2. Крым. Перезрелая айва
луной на узловатой ветке,
густое пиво и креветки,
и дождь, начавшийся едва —
по тёплым листьям, по столу
в пустой решётчатой беседке —
за каплей капля — по банкетке,
с весны ютящейся в углу,
по георгинам;
                                 и горим,
и погружаемся руками
в тот расходящийся кругами,
горячий, сокровенный Крым.

Азов тревожен. Облака —
твой храм из пурпура и злата;
и над полоскою заката
легко летящая рука
рисует жест, рождает сон,
вселенной звука правит Верди,
и в небе — вечен, невесом —
дождю и солнцу в унисон
твой профиль на кипящей тверди.


3. Сестра моя, для каждого из нас
уже случилось нечто, безвозвратно,
и медленные пчёлы аккуратно
последний собирают мёд.
                                                            Парнас
оскудевает жизнью, музы немы.
В беседах вымирающей богемы
такая лень, так монолитен зной
с утра до крика полуночной птицы,
что, как улитке, хочется укрыться
в непрочное жилище за спиной.

Покойно привалившись к валуну,
я жду веками, превращаясь в глыбу.
Ты мне покажешь красную луну
чуть выше мира. Я скажу: спасибо.
И, жуткий дар пытаясь отворить
ладонями и сердцем, в укоризне
опять приду к тому, что в этой жизни
всё мерится способностью дарить
и принимать дары.
                                             Сестра, незримо
войди в меня, останься, оживи
в моих стихах на побережье Крыма.
Луна светла. Ни слова о любви.


4. Море вспыхнет штормами и волны, кренясь,
как триремы, по скалам обломки трирем
разбросают, останки воителей, грязь
и ракушки.
                         Светает.
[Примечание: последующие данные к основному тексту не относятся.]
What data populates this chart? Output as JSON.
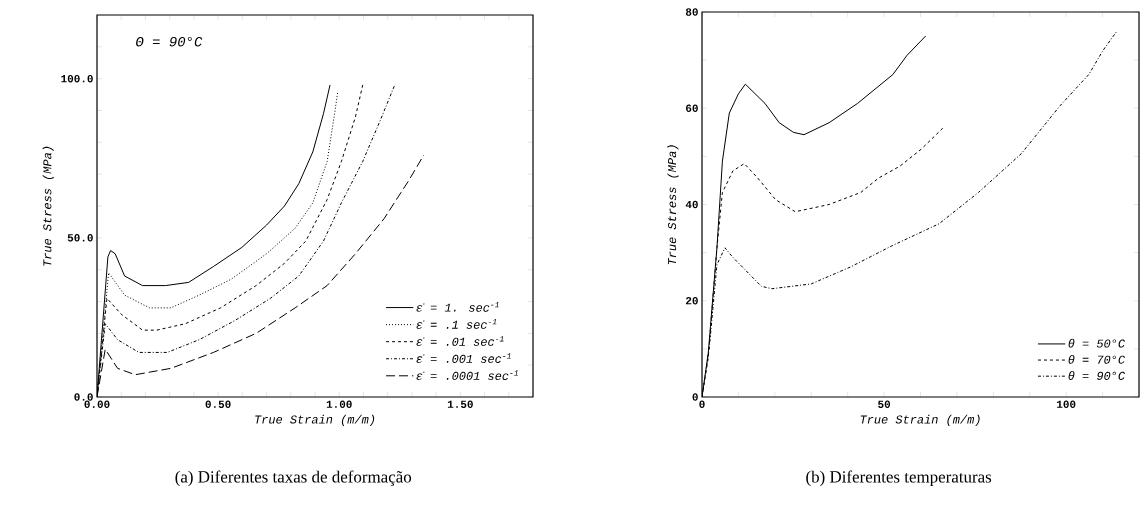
{
  "chart_data": [
    {
      "type": "line",
      "xlabel": "True Strain (m/m)",
      "ylabel": "True Stress (MPa)",
      "xlim": [
        0,
        1.8
      ],
      "ylim": [
        0,
        120
      ],
      "xticks": [
        {
          "value": 0,
          "label": "0.00"
        },
        {
          "value": 0.1,
          "label": null
        },
        {
          "value": 0.2,
          "label": null
        },
        {
          "value": 0.3,
          "label": null
        },
        {
          "value": 0.4,
          "label": null
        },
        {
          "value": 0.5,
          "label": "0.50"
        },
        {
          "value": 0.6,
          "label": null
        },
        {
          "value": 0.7,
          "label": null
        },
        {
          "value": 0.8,
          "label": null
        },
        {
          "value": 0.9,
          "label": null
        },
        {
          "value": 1.0,
          "label": "1.00"
        },
        {
          "value": 1.1,
          "label": null
        },
        {
          "value": 1.2,
          "label": null
        },
        {
          "value": 1.3,
          "label": null
        },
        {
          "value": 1.4,
          "label": null
        },
        {
          "value": 1.5,
          "label": "1.50"
        },
        {
          "value": 1.6,
          "label": null
        },
        {
          "value": 1.7,
          "label": null
        }
      ],
      "yticks": [
        {
          "value": 0,
          "label": "0.0"
        },
        {
          "value": 10,
          "label": null
        },
        {
          "value": 20,
          "label": null
        },
        {
          "value": 30,
          "label": null
        },
        {
          "value": 40,
          "label": null
        },
        {
          "value": 50,
          "label": "50.0"
        },
        {
          "value": 60,
          "label": null
        },
        {
          "value": 70,
          "label": null
        },
        {
          "value": 80,
          "label": null
        },
        {
          "value": 90,
          "label": null
        },
        {
          "value": 100,
          "label": "100.0"
        },
        {
          "value": 110,
          "label": null
        }
      ],
      "legend": "bottom right",
      "grid": false,
      "annotations": [
        "Θ = 90°C",
        "(a) Diferentes taxas de deformação"
      ],
      "series": [
        {
          "name": "ε̇ = 1. sec$^{-1}$",
          "color": "#000000",
          "line_style": "solid",
          "x": [
            0,
            0.045,
            0.056,
            0.075,
            0.114,
            0.188,
            0.283,
            0.378,
            0.481,
            0.598,
            0.7,
            0.774,
            0.833,
            0.891,
            0.935,
            0.962
          ],
          "values": [
            0,
            44,
            46,
            45,
            38,
            35,
            35,
            36,
            41,
            47,
            54,
            60,
            67,
            77,
            89,
            98
          ]
        },
        {
          "name": "ε̇ = .1 sec$^{-1}$",
          "color": "#000000",
          "line_style": "dotted",
          "x": [
            0,
            0.048,
            0.114,
            0.217,
            0.305,
            0.422,
            0.554,
            0.7,
            0.818,
            0.891,
            0.95,
            0.979,
            0.994
          ],
          "values": [
            0,
            39,
            32,
            28,
            28,
            32,
            37,
            45,
            53,
            61,
            74,
            88,
            96
          ]
        },
        {
          "name": "ε̇ = .01 sec$^{-1}$",
          "color": "#000000",
          "line_style": "dashed",
          "x": [
            0,
            0.041,
            0.1,
            0.188,
            0.246,
            0.364,
            0.51,
            0.657,
            0.774,
            0.862,
            0.95,
            1.009,
            1.067,
            1.097
          ],
          "values": [
            0,
            31,
            26,
            21,
            21,
            23,
            28,
            35,
            42,
            49,
            62,
            74,
            88,
            98
          ]
        },
        {
          "name": "ε̇ = .001 sec$^{-1}$",
          "color": "#000000",
          "line_style": "dashdot",
          "x": [
            0,
            0.034,
            0.085,
            0.173,
            0.29,
            0.422,
            0.569,
            0.716,
            0.833,
            0.935,
            1.009,
            1.097,
            1.17,
            1.229
          ],
          "values": [
            0,
            23,
            18,
            14,
            14,
            18,
            24,
            31,
            38,
            49,
            61,
            74,
            87,
            98
          ]
        },
        {
          "name": "ε̇ = .0001 sec$^{-1}$",
          "color": "#000000",
          "line_style": "longdash",
          "x": [
            0,
            0.034,
            0.085,
            0.158,
            0.305,
            0.481,
            0.657,
            0.818,
            0.95,
            1.067,
            1.185,
            1.287,
            1.349
          ],
          "values": [
            0,
            15,
            9,
            7,
            9,
            14,
            20,
            28,
            35,
            45,
            56,
            68,
            76
          ]
        }
      ]
    },
    {
      "type": "line",
      "xlabel": "True Strain (m/m)",
      "ylabel": "True Stress (MPa)",
      "xlim": [
        0,
        120
      ],
      "ylim": [
        0,
        80
      ],
      "xticks": [
        0,
        {
          "value": 10,
          "label": null
        },
        {
          "value": 20,
          "label": null
        },
        {
          "value": 30,
          "label": null
        },
        {
          "value": 40,
          "label": null
        },
        50,
        {
          "value": 60,
          "label": null
        },
        {
          "value": 70,
          "label": null
        },
        {
          "value": 80,
          "label": null
        },
        {
          "value": 90,
          "label": null
        },
        100,
        {
          "value": 110,
          "label": null
        }
      ],
      "yticks": [
        0,
        {
          "value": 10,
          "label": null
        },
        20,
        {
          "value": 30,
          "label": null
        },
        40,
        {
          "value": 50,
          "label": null
        },
        60,
        {
          "value": 70,
          "label": null
        },
        80
      ],
      "legend": "bottom right",
      "grid": false,
      "annotations": [
        "(b) Diferentes temperaturas"
      ],
      "series": [
        {
          "name": "θ = 50°C",
          "color": "#000000",
          "line_style": "solid",
          "x": [
            0,
            1.7,
            4.1,
            5.6,
            7.5,
            10,
            11.9,
            17.3,
            21.2,
            25.1,
            28,
            34.9,
            42.7,
            52.4,
            56.3,
            61.4
          ],
          "values": [
            0,
            9,
            31,
            49,
            59,
            63,
            65,
            61,
            57,
            55,
            54.5,
            57,
            61,
            67,
            71,
            75
          ]
        },
        {
          "name": "θ = 70°C",
          "color": "#000000",
          "line_style": "dashed",
          "x": [
            0,
            1.7,
            4.1,
            5.6,
            8.5,
            11.6,
            15.3,
            20.2,
            25.6,
            34.9,
            43.6,
            48.5,
            54.4,
            60.2,
            66.3
          ],
          "values": [
            0,
            8,
            31,
            42.5,
            47,
            48.5,
            45.5,
            41,
            38.5,
            40,
            42.5,
            45.5,
            48,
            51.5,
            56
          ]
        },
        {
          "name": "θ = 90°C",
          "color": "#000000",
          "line_style": "dashdot",
          "x": [
            0,
            2.1,
            4.1,
            6.3,
            8.5,
            12.4,
            16.3,
            19.2,
            30,
            40.7,
            52.4,
            65.1,
            75.9,
            87.6,
            98.3,
            106.2,
            110.1,
            113.9
          ],
          "values": [
            0,
            11,
            27.5,
            31,
            29,
            26,
            23,
            22.5,
            23.5,
            27,
            31.5,
            36,
            42.5,
            50.5,
            60.5,
            67,
            72,
            76
          ]
        }
      ]
    }
  ]
}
Малиновый крем
пропитает остывший слоёный пирог
кочевого раскосого Крыма.
                                                                 Войду
в мельтешение, в лёд, в проливную слюду
и исчезну в степи за скрещеньем дорог.

Станет ветер, пройдётся по струнам гитар
вопрошающе; вспомню: я сам захотел
ощутить, как религию, солнечный дар —
обнажённое чудо светящихся тел
этих женщин крылатых в крылатых волнах,
этих юных, похожих, идущих ко мне —
это плавают чайки на белых челнах
и зелёные камни стареют на дне.

Море вспыхнет стихами. В смятении волн
я пойму о природе такое, что звук
понесёт моё тело, как чаячий чёлн
из непрочного круга танцующих рук.
И рождается ночь, и трепещет струна
оглушительным счастьем, живущим во мне —
так языческий ужас восходит со дна,
забывая меня в глубине.


5. Так что тебе, чужой и мёртвый
давно уже, давно ещё
пришедший в камень полустёртый,
укрытый сумрачным плащом
голодных мыслей и желаний,
проклятый бог ритмичных фраз,
ты ищешь смысл своих посланий
белками обморочных глаз,
бежишь, как падаешь, незрело
на сцене тянешь чью-то роль
и, темнотой наполнив тело,
поёшь, укачивая боль;
и, приклонившись к изголовью
в витийстве, в чёрном шутовстве
ты это назовёшь любовью
и сам раскаешься в родстве
с людьми, с живыми, с жизнью.
                                                                        Полно,
прощай, прощайся, уходи
отсюда — к чёрту, в воздух, в волны,
в пространство, спящее в груди,
заросшее корявым лесом,
грибами, птицами, зверьём,
тоской и звёздами, где места
не хватит, чтобы быть вдвоём.


6. В сорочьих игрищах, в сороковой
от вечности, от хора, от разлуки,
над водами потопа вскинув руки,
звездой взойдёт усталый вестовой;

он принесёт смятение греха,
спокойствие беды в мою пустыню,
лицо светлейшей греческой богини
в строфе александрийского стиха.

Я буду ждать, как первый, как живой,
как тень меня за тёмными глазами
твоими.
                    Я взойду над полюсами,
и музыка начнётся над тобой.


7. В этой музыке смерть музыканта — блаженство и снег.
Он творит свои цепи в пространстве и тяжкие звенья
замыкает, себя замыкая во сне, и во сне
всё равно замерзает от каждого прикосновенья.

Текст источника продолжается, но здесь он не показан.